The easily born part is proving to be a significant challenge. Despite every bull Cogent buys having excellent EBVs for calving ease, when information is returned about their actual experience on farm – involving thousands of births – customers report that many of the bulls they have used are anything but easy calving. This reflects badly on the data supplied to their breed societies by the breeders of these bulls.

As an aside, I remember a comment made by the owner of a very large Aberdeen-Angus herd in USA, that he could sell five easy calving bulls for every high growth bull and another by the owner of an AI stud in Australia, that he imported significant amounts of semen from America and none from Britain because of unreliable data on calving ease.

The world has changed. No longer is it sufficient merely to breed a big bull with a good back end, even if judges reward that in the show ring.

Pedigree animals must have accurate EBVs. It is encouraging that breed societies – or some of them anyway – are grasping the nettle of false birth dates.

It is now time that breeders themselves recognise that glossing over difficult calvings when they provide calving data to their breed society, might help sell a bull but at the same time it affects every aspect of the beef and dairy industry adversely and damages our reputation abroad.

Boomer told us of a calculation made by Cogent, which compared the economic outcome between using the easiest calving Angus sire in the stud with their most difficult calving British Blue.

Despite the fact that the Angus calf, which slipped out unassisted, had a low value subsequently and the BB calf was worth much more, the extra cost of a tough calving, sometimes a Caesarean, the long gestation and delay in getting the cow into milk, heavy wear and tear on the cow and difficulty getting her back in calf came to more than £400.

In the real world, using something in between the two bulls would be more likely, depending on whether a cow or a heifer was being inseminated, nevertheless it puts a financial value, which has hitherto been masked, on calving ease.

Later, we showed our guests three heifers which had calved around the same time last spring. Their weights at weaning were 720kg, 690kg and 566kg.

The birth weights of their calves, weighed on a scale, in the same order as their dams, were 40kg, 34kg and 36kg. The weights of the calves on November 1, 2022, were 387kg (53% dam’s weight), 338kg (49% dam’s weight) and 342kg (60% dam’s weight).

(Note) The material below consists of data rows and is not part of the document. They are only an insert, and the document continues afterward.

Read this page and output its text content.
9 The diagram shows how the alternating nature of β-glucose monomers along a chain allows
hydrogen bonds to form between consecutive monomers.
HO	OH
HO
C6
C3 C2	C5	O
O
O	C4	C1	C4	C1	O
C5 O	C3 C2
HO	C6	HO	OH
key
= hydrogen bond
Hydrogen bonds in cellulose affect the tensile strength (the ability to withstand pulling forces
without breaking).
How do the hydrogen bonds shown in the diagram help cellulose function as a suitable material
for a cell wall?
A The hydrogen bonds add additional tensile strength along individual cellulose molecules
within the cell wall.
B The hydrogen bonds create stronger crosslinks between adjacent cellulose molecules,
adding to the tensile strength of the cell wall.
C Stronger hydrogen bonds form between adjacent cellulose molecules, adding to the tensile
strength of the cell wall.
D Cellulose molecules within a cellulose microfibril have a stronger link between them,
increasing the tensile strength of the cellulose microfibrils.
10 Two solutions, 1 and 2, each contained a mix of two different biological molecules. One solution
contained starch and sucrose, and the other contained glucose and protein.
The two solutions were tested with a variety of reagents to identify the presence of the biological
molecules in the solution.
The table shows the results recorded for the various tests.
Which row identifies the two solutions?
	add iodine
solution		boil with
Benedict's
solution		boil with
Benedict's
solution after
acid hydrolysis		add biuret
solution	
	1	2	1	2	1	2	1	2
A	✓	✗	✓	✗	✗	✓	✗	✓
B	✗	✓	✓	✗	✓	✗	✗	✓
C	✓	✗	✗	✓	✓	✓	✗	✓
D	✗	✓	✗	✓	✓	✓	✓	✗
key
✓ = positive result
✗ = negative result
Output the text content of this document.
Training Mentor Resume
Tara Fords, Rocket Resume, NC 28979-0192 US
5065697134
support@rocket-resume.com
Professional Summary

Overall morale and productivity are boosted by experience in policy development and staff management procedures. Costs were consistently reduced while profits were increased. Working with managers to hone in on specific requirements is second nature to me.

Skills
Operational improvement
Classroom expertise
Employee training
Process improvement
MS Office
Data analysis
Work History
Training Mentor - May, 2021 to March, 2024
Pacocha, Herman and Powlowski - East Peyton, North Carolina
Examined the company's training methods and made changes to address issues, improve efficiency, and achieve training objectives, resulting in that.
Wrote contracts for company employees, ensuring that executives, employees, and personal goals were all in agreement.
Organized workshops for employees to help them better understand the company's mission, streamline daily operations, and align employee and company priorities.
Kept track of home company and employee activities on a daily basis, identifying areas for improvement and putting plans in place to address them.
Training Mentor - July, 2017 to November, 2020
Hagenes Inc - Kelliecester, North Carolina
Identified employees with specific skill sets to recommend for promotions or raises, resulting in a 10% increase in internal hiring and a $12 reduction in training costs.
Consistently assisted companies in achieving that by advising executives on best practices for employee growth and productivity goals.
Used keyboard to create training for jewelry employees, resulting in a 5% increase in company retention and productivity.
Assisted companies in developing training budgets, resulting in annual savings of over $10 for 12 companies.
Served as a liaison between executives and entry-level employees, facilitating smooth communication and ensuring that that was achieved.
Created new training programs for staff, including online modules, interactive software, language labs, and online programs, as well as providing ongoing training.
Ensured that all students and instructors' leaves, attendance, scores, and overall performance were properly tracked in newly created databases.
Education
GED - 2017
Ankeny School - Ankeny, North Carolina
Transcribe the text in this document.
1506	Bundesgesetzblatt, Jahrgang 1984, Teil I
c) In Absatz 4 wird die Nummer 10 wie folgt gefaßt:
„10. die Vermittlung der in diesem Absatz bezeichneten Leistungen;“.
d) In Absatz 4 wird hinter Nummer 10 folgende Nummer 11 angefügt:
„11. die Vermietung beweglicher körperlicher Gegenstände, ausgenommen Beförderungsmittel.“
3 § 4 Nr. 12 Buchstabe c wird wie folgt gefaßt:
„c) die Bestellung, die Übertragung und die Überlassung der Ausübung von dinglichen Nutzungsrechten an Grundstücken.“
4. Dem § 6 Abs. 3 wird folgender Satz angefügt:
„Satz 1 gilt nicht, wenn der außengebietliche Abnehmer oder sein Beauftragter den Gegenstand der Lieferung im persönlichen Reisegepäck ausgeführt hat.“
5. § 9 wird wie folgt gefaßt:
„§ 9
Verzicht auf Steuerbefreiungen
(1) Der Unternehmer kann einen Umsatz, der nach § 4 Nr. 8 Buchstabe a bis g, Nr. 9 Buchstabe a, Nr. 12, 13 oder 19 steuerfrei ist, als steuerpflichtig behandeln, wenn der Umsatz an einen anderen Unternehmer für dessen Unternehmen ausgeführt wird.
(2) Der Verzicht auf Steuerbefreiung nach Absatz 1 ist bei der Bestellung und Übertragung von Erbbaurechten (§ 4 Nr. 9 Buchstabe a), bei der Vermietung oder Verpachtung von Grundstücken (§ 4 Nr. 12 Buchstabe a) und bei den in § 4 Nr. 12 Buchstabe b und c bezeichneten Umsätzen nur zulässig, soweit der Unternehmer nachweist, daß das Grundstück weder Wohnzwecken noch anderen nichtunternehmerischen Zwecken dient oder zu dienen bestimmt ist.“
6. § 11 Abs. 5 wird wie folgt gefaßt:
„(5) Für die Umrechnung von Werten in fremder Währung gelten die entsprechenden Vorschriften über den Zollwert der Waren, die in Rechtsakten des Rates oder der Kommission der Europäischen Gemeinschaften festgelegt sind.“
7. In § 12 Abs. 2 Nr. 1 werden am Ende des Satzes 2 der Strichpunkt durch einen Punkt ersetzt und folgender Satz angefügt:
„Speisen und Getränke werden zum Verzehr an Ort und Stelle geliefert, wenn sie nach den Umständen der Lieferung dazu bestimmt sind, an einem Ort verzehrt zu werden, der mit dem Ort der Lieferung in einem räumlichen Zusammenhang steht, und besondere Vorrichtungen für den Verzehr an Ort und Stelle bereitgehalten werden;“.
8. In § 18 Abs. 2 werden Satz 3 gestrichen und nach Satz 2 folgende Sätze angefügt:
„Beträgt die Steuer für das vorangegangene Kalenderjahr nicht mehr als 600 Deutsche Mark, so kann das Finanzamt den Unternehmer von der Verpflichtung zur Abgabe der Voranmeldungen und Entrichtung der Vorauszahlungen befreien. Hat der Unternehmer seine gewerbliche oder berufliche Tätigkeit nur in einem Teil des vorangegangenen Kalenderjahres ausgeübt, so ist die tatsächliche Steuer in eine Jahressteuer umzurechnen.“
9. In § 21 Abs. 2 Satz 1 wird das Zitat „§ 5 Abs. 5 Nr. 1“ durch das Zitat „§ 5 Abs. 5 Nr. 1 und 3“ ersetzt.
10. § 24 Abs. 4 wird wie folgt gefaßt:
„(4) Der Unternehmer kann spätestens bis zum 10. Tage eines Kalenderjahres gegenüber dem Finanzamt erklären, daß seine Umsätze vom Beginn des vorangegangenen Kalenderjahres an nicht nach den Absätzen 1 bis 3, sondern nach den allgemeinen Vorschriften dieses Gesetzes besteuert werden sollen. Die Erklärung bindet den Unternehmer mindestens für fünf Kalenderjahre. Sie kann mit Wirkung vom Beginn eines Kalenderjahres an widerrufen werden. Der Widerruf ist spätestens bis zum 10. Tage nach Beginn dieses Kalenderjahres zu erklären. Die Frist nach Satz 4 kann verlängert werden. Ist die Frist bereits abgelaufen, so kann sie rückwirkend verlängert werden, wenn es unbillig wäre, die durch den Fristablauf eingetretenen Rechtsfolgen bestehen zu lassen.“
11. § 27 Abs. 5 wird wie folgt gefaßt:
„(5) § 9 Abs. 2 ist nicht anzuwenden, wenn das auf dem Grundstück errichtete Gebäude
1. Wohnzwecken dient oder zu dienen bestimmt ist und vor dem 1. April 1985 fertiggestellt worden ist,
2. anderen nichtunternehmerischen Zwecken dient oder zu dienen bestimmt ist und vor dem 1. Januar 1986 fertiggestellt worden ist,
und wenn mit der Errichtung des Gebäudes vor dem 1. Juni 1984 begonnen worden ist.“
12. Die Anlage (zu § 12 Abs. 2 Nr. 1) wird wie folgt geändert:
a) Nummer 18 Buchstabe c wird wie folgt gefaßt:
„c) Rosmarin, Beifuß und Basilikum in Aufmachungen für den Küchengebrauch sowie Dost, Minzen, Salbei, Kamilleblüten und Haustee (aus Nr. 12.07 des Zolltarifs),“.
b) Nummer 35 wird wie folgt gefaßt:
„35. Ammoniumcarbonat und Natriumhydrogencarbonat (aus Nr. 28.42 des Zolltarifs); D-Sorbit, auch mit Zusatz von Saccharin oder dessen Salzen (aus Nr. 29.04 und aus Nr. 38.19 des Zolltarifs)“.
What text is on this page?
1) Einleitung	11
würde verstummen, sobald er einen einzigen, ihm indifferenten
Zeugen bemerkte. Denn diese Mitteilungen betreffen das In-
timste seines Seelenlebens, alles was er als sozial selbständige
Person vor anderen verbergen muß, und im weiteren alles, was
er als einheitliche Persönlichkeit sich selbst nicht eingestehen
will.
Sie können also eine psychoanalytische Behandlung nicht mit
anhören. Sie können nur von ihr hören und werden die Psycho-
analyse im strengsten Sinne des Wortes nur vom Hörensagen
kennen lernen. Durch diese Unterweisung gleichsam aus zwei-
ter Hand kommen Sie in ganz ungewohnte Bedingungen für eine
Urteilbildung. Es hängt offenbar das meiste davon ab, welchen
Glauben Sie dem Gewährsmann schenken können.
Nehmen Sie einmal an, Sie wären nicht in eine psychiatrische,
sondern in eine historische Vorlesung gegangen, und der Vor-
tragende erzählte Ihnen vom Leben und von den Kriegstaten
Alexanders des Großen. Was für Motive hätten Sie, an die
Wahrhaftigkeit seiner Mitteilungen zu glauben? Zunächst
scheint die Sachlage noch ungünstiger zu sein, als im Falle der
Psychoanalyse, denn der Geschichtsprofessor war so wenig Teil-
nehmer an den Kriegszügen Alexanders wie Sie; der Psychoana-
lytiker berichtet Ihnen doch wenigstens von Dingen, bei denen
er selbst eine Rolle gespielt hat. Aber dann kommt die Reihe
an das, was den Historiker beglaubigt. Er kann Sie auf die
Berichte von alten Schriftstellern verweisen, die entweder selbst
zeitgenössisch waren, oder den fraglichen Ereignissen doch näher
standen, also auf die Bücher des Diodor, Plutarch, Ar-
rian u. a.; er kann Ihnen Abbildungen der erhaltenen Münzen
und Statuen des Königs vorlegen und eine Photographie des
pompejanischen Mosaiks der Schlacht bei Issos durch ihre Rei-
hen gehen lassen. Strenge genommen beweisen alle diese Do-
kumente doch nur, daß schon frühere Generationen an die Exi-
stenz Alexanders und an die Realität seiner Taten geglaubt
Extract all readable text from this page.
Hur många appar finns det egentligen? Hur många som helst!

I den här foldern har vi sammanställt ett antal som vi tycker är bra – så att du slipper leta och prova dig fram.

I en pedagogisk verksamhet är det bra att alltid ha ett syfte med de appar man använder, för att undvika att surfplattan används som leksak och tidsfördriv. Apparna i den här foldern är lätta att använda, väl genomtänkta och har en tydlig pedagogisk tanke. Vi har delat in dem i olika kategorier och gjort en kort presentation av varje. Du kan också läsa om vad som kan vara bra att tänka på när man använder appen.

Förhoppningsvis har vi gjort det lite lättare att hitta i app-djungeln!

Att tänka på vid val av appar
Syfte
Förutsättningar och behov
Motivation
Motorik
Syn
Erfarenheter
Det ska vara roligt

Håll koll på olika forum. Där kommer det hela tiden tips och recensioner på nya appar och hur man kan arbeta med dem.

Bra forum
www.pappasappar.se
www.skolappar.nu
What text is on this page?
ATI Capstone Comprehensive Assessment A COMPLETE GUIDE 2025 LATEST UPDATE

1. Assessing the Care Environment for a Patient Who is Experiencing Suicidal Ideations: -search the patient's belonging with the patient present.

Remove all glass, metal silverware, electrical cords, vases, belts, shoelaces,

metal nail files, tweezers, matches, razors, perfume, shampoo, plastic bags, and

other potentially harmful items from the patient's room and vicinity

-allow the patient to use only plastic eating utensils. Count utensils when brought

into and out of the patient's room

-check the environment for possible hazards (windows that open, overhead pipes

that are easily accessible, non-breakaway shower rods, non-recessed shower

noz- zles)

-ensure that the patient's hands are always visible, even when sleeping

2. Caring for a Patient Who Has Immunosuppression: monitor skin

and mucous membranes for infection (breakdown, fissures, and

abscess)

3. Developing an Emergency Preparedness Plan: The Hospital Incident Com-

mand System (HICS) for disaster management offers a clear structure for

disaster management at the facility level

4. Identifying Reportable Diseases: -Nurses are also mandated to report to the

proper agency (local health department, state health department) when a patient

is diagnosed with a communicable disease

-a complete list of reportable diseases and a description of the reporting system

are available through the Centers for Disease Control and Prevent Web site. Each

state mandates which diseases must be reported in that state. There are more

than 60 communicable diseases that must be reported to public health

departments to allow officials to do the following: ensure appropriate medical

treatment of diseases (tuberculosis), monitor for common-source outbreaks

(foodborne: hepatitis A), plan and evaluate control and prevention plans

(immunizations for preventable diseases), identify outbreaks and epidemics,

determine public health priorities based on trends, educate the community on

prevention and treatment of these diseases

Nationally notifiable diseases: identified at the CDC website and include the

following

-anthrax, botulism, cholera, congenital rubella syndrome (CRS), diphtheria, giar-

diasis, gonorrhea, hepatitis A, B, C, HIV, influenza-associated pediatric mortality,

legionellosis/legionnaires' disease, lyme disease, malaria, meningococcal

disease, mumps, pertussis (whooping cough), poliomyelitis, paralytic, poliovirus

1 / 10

If, as some suggest, the efficiency of a cow is the relationship between her own weight and that of her calf at weaning, the last heifer did best. The weights of the respective calves (all female) on January 6, 2023 was 435kg, 396kg and 378kg, with post weaning gains of 48kg, 58kg and 36kg.

The smallest heifer, which is actually about 100kg heavier than our own mature Angus and Angus cross Shorthorn cows were in the 1970s, did fine, but her calf will never grow like the other two.

No-one wants the tonne-plus cows, but the 650kg cow, which some regard as ideal and which the small heifer of the three will be when she matures, is also a false god. I think of HL Mencken: “For every complex problem, there is a simple solution ... and it is wrong."

As a generalisation, a small cow eats less than a large cow. Another generalisation is that a large cow’s calf grows faster. The weaning weight is not the end point.

Post-weaning gain is just as important and one of the objectives of our feed efficiency trial is to breed a cow which eats the same as a small cow and whose calf grows as fast to the market weight as the calf from a big cow.

Who knows what size she herself will end up. Does it really matter?